Na madrugada da última sexta-feira, 9, um homem suspeito de realizar o furto de uma bicicleta no bairro Operário, na zona oeste de Boa Vista, veio a óbito no Hospital Geral de Roraima (HGR) após ter sido linchado por populares. A história não é inédita e, cada vez mais, vem se repetindo em todos os cantos em Roraima. A Folha já noticiou por diversas vezes casos em que populares capturam o suspeito e o agridem até a chegada da polícia.
Embora não haja registro policial, pessoas que cometem qualquer tipo de violência física a suspeitos de roubos estão sujeitas a penalidades, conforme preceitua o artigo 345 do Código Penal que a chamada “justiça com as próprias mãos” é proibida.
Independente dos motivos que ocasionam um linchamento, o advogado criminalista Diego Rodrigues destacou que pessoas envolvidas neste tipo de crime podem ser punidas. Considerando o caso do suspeito, Rodrigues relatou que, em virtude do óbito, os agressores vão responder a processo de homicídio doloso, tendo em vista a intenção de matar por parte de alguns.
“Uns vão alegar que agiram por conta do exercício de impunidade ou aumento da violência, mas nada justifica a atitude dos agressores. Esses casos devem ser deixados para o Estado. A lei é clara, quem comete crime vai ser punido. A partir do momento que uma pessoa comete um crime, ela passa a ser criminosa também”, disse.
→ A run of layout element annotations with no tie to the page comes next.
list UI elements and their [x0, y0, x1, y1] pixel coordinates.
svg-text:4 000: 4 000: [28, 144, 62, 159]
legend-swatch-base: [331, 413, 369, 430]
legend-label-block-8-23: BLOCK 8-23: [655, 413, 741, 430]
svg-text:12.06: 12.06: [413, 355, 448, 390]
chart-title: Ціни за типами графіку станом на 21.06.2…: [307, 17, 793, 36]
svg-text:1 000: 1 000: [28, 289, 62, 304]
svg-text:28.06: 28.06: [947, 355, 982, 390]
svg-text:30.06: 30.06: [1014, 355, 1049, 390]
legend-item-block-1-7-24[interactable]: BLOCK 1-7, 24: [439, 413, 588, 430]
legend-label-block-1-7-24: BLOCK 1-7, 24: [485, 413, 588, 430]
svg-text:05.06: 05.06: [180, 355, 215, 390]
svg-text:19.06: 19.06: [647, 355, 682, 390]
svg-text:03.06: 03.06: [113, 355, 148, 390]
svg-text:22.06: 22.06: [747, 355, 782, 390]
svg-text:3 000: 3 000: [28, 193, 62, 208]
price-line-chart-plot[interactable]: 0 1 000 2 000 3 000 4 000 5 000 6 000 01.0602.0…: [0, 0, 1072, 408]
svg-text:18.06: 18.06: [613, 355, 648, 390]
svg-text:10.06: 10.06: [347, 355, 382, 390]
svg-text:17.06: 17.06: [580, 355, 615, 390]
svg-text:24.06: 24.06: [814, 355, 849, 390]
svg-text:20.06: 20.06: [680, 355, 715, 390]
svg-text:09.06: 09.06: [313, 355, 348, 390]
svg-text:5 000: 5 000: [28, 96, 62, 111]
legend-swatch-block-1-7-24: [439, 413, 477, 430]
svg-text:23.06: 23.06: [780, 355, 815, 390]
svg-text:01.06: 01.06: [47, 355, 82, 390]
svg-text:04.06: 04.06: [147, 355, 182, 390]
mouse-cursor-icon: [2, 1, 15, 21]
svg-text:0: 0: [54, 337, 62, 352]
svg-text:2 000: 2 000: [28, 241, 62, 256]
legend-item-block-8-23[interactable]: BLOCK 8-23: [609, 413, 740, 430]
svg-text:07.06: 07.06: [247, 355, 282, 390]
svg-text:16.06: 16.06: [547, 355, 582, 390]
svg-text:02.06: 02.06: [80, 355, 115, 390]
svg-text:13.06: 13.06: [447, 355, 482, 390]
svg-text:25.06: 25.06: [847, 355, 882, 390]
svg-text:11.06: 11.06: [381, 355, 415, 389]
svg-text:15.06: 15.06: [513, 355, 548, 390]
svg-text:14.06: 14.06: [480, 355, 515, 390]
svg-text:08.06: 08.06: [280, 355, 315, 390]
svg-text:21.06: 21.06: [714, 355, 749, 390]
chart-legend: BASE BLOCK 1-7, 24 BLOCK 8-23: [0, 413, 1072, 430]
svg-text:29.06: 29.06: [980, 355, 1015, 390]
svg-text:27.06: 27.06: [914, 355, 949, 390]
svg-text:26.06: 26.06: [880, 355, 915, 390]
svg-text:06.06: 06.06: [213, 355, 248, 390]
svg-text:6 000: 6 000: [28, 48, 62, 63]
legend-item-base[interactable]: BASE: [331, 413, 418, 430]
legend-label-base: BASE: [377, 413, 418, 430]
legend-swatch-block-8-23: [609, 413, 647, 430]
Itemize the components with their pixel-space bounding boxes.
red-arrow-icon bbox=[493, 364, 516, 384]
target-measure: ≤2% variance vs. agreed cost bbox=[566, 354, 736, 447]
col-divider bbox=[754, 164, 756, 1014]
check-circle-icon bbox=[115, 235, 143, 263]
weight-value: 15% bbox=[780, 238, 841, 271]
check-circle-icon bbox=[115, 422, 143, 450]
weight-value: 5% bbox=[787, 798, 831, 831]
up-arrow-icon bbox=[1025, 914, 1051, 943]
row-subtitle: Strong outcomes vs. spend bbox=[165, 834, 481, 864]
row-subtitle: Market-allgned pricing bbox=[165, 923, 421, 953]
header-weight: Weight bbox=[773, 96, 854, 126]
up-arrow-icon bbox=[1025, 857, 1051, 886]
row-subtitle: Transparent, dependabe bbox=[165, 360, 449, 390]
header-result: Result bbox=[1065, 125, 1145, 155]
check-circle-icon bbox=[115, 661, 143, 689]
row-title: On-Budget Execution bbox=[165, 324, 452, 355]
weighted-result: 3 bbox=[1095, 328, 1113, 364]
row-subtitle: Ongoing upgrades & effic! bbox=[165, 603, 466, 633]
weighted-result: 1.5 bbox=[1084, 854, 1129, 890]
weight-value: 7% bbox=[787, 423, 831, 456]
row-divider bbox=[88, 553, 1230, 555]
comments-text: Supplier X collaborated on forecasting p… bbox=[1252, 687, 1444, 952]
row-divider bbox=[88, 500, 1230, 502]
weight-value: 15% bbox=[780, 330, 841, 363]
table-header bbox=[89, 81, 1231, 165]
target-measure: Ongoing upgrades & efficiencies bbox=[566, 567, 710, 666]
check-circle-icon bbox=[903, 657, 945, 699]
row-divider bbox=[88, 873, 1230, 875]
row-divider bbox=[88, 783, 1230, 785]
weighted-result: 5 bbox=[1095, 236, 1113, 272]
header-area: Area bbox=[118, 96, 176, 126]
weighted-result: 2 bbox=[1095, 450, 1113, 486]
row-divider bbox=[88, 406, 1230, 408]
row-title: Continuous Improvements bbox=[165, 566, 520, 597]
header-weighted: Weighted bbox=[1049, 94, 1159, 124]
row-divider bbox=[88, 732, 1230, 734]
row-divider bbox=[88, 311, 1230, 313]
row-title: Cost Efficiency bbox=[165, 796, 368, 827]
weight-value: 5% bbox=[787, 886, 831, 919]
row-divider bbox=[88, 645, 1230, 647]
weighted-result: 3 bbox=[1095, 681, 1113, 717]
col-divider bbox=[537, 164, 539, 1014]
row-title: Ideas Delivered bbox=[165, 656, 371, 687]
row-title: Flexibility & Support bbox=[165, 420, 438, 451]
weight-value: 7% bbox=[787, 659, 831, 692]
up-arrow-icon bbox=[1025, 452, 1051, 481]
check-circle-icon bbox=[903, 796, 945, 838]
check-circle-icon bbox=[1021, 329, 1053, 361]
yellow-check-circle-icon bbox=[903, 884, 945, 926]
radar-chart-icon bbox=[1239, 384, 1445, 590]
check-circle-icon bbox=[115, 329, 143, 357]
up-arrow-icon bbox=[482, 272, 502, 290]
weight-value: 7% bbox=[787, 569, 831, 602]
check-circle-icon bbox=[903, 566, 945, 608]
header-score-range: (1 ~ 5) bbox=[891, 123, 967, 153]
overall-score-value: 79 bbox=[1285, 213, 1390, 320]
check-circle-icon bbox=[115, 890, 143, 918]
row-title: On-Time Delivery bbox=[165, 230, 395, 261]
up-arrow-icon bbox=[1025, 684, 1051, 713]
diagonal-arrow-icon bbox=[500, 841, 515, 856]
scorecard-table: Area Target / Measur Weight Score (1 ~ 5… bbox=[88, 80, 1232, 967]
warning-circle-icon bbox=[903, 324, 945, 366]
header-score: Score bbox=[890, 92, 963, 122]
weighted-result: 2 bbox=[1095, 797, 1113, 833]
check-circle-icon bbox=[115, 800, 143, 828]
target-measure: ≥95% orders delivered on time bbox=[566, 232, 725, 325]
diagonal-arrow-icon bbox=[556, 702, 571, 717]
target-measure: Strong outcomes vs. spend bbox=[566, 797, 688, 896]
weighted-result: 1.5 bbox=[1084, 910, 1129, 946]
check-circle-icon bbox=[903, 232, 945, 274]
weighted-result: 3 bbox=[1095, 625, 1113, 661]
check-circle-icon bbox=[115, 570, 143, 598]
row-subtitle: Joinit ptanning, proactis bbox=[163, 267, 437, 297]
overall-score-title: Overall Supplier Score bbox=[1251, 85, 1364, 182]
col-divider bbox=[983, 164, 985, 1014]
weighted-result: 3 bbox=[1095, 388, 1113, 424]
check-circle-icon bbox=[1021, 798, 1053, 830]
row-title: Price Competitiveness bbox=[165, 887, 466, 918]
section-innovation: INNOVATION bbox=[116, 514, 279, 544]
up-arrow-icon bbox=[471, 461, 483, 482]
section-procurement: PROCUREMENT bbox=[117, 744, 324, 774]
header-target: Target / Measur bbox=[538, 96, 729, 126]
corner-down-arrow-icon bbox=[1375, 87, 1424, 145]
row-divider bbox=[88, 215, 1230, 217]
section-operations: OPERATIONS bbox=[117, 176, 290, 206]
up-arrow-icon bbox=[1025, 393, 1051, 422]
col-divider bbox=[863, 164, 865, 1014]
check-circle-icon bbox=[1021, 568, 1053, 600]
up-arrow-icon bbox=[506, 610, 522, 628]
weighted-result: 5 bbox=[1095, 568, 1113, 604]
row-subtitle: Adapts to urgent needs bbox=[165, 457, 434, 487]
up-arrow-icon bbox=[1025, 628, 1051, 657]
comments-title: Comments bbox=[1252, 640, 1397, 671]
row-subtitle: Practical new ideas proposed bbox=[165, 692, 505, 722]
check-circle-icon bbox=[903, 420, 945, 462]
A repercussão de casos de linchamento em Roraima também tem preocupado outras autoridades.
O presidente da Comissão de Direitos Humanos da Ordem dos Advogados do Brasil em Roraima (OAB-RR), Hélio Abozaglo, informou que o aumento dos crimes desta natureza gera tristeza pelo fato em si e, principalmente, pela atitude dos agressores. “Sabemos que o roraimense é de paz, então essa índole violenta muito nos preocupa. A vida é o principal direito, e o de maior relevância tutelado pela ordem constitucional”, salientou.
Buscando entender a motivação dos populares, Abozaglo ressaltou alguns pontos que, para o advogado, explicam a causa dos crimes de linchamento. “São eles: intolerância com o próximo, falta de educação familiar e intelectual, ausência de segurança pública e descrença na Justiça. Frente ao cenário de violência, a Comissão tem o papel de denunciar e tornar público qualquer agressão, bem como fiscalizar a atuação dos órgãos envolvidos.
A Comissão de Direitos Humanos luta contra todo tipo de violação de direito do ser humano e, acima de tudo, somos a favor da vida, seja da mulher, do homem, do idoso, da criança ou do carcerário”, finalizou.
ATENUANTE – Segundo o advogado criminalista, Diego Rodrigues, o artigo 65 do Código Penal prevê que, em alguns casos, agressores envolvidos em crimes de linchamento podem receber atenuantes nas penas em razão de um clamor social ou moral, o que não implica a extinção da punição. (A.G.G)
PMRR faz alerta sobre casos de linchamento
A Polícia Militar do Estado de Roraima (PMRR) também alertou que casos de linchamento contra suspeitos de crimes constituem crime, como destaca o artigo 345 do Código Penal Brasileiro. Em situações onde o suspeito está detido, a população deve alertar a Polícia imediatamente para que as medidas da lei atinjam diretamente o meliante, devendo ele ser conduzido à delegacia, tendo em vista que julgar e aplicar penas são deveres do Estado e não do cidadão de forma isolada. “Fazer justiça com as próprias mãos não é permitido”, destacou o sargento Manoel Freire. A Polícia advertiu ainda que a pena de detenção é de 15 dias a um mês ou multa, além da pena correspondente à violência. “Alertamos que esse tipo de conduta não é legal e a Corporação não compartilha com tais atitudes”, afirmou.
Olho por olho? Apoio a linchamento pode ser crime; entenda
A forma como pensam os adeptos da teoria do “bandido bom, é bandido morto” fica evidente em casos de linchamento com ampla repercussão. Ao usar a seção de “comentários”– seja de portais de notícias ou de redes sociais – para exaltar a justiça com as próprias mãos, o internauta não sabe que, muitas vezes, pode estar cometendo um crime.
O Código Penal afirma, em seus artigos 286 e 287, que incitação e apologia ao crime também são atos criminosos e devem ser punidos com prisão (de três a seis meses) ou multa. No caso dos comentários na internet, o advogado criminalista Leonardo Pantaleão afirma que, a depender da forma e do conteúdo da mensagem, é possível tratar a questão como apologia ou incitação ao crime.